"Geschichte wird immer mitten in der Nacht geschrieben. Und wenn das passiert, bist du schon so verdammt müde, dass es dir völlig egal ist", sagte Robert Cooper, EU-Chefverhandler für Frieden nach Abschluss der Verhandlungen über eine Vereinbarung zur friedlichen Koexistenz zwischen dem Kosovo und Serbien im März 2011.
Der Dokumentarfilm "The Agreement" von Karen Stokkendal Poulsen zeigt dem Publikum das Herzstück des EU-Verhandlungsprozesses in Brüssel und damit alle Missverständnisse, Fehlinterpretationen, unterschiedlichen Meinungen, aber auch die gemeinsamen Bemühungen der serbischen Seite (vertreten durch Borko Stefanovic) und des Kosovo (vertreten durch Edita Tahiri). Der Erfolg dieser Verhandlungen ist auch für die Europäische Union bezüglich ihres Einflusses sehr wichtig. Serbien wurde der Beginn zukünftiger EU-Beitrittsverhandlungen versprochen und dem Kosovo die Chance, näher an die EU heranzurücken, falls das Abkommen zu Stande kommt.
"The Agreement" gibt einen faszinierenden Einblick in die Arbeit der Diplomatie", sagte Martin Nesirky, der Amtierende Leiter des Informationsdienstes der Vereinten Nationen (UNIS) in Wien. Die Dokumentation zeigt nicht nur einen langen, erschöpfenden und 'trockenen' Verhandlungsprozess, sondern auch die menschliche Seite der Top-Diplomaten während ihrer täglichen Arbeit. Sei es die riesige Krawattensammlung von Robert Cooper und seine Überzeugung, dass die Wahl der Krawatte den Tag beeinflusse, das frühere Leben des serbischen Verhandlers Borko Stefanovic als Rockstar, oder die große Bedeutung des täglichen Friseurbesuchs von Edita Tahiri.
"The Agreement" zeigt dem Publikum was nötig ist, um ein internationales Abkommen zu verabschieden: die Bereitschaft, Kompromisse zu finden, langfristige Ziele zu haben und an das Wohlergehen der eigenen Bevölkerung zu denken, anstatt kurzfristige politische Ziele zu erreichen.
In der anschließenden Podiumsdiskussion, die von Martin Nesirky moderiert wurde, hatte das Publikum die einmalige Chance, wertvolle Einblicke in die Verhandlungserfahrungen der eingeladenen prominenten Gäste zu bekommen - Wolfgang Petritsch, ehemaliger EU-Sonderbeauftragter für den Kosovo (1998-1999), und Annika Weidemann, Beraterin bei der Organisation für Sicherheit und Zusammenarbeit in Europa (OSZE) und bei der EU-Delegation bei den Internationalen Organisationen in Wien.
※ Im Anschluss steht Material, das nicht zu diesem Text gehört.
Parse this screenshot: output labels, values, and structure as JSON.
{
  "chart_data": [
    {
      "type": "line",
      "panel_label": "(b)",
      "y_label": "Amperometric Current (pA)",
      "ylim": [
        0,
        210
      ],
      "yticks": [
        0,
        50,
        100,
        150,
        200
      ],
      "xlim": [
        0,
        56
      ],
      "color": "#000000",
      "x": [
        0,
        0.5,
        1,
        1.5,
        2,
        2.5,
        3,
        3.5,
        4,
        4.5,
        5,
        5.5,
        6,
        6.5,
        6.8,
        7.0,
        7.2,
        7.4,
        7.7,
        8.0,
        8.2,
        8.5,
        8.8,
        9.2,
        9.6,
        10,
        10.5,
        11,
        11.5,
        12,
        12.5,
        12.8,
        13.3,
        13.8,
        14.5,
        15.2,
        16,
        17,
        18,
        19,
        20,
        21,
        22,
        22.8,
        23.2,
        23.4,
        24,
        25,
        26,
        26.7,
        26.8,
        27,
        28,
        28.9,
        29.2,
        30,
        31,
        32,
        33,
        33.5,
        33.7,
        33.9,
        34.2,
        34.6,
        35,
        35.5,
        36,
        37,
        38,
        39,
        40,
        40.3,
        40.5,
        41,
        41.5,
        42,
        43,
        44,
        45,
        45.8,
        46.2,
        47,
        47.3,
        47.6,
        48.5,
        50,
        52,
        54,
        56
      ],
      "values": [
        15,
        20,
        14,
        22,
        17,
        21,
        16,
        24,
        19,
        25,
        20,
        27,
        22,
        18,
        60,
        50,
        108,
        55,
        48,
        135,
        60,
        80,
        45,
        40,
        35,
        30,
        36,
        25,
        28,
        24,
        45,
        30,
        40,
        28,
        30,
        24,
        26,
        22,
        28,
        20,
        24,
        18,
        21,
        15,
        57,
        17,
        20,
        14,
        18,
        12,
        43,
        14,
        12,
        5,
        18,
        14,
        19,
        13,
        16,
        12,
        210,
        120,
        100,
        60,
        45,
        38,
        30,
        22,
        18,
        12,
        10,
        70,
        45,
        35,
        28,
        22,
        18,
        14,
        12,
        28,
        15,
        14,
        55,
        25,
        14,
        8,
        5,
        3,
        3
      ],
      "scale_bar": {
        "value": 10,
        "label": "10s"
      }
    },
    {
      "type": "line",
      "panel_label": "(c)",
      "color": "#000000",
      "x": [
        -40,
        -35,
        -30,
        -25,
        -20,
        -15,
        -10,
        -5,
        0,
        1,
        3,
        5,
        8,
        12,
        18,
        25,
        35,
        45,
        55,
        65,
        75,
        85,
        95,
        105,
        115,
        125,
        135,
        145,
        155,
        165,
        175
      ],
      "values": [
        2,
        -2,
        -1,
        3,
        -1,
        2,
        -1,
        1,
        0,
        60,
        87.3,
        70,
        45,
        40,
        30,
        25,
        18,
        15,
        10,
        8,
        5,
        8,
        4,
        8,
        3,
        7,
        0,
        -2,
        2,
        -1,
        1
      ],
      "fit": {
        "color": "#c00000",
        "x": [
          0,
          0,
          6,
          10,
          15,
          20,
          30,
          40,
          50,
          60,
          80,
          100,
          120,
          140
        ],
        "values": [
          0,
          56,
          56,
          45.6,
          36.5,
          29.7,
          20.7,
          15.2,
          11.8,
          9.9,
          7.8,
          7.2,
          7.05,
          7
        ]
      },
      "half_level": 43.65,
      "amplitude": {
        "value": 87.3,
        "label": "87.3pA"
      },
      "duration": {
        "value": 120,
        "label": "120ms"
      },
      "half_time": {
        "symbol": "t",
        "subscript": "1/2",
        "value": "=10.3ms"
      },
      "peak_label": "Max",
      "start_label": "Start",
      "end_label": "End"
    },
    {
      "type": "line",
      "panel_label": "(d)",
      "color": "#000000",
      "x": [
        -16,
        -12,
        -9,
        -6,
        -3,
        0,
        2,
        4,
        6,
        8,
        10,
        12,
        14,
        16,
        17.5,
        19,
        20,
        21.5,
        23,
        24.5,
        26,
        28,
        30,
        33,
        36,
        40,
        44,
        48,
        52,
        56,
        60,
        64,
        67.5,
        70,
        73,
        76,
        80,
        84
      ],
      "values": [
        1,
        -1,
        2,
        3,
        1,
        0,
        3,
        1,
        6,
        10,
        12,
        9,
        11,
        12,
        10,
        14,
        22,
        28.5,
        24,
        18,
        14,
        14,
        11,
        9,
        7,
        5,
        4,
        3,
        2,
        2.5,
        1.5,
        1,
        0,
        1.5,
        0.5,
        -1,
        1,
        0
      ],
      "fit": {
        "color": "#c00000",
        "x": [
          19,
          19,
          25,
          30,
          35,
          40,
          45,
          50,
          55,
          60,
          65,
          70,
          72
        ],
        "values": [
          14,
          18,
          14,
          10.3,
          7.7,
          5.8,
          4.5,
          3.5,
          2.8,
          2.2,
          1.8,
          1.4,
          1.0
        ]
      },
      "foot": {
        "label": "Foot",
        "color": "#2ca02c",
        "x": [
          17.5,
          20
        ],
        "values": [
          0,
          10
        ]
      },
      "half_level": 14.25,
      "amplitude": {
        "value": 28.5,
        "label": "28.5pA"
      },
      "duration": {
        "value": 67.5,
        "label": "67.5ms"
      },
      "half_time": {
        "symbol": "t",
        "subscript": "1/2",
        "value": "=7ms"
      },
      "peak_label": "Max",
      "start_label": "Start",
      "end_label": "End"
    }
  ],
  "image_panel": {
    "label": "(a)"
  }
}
"Die Diplomatie ist eine sehr schmutzige Angelegenheit", entgegnete Wolfgang Petritsch auf die Publikumsfrage, ob es Grenzen bei der Auswahl von Verhandlungspartnern gäbe, und fügte hinzu, dass die internationale Gemeinschaft immer ihr Bestes tun müsse, um eine Eskalation des Konflikts zu verhindern: "Es geht um Werte, Rechtsstaatlichkeit und eine demokratische Veränderung, die umgesetzt werden muss. "
Annika Weidemann teilte ihre persönliche berufliche Erfahrung während der Mitarbeit innerhalb der OSZE-Mission im Kosovo und erinnerte daran, dass der Verhandlungsprozess noch nicht ganz vorbei sei, sondern vielmehr auf einer technischen Ebene fortgesetzt wird. Weidemann gab dem Publikum auch Einblicke, wie man Verhandler für sehr wichtige Vereinbarungen aussucht und sagte, "dass man niemals mit seinen Freunden verhandeln würde", und dass es immer Streitigkeiten oder Differenzen geben würde, die Menschen an den Verhandlungstisch brächten.
"Verhandlungen funktionieren dann, wenn es einen politischen Willen gibt und sich die Politiker entscheiden, die richtige Dingen zu tun. Die ersten Schritte seien es, die den Konflikt auf den richtigen Weg bringen", endete Petritsch.
Mit der Filmvorführug von "The Agreement" als Teil der Ciné-ONU-Initiative erinnerten UNIS Wien, this human world (THW) Film Festival und Topkino am Internationalen Tag des Friedens an die Bedeutung von Friedensverhandlungen.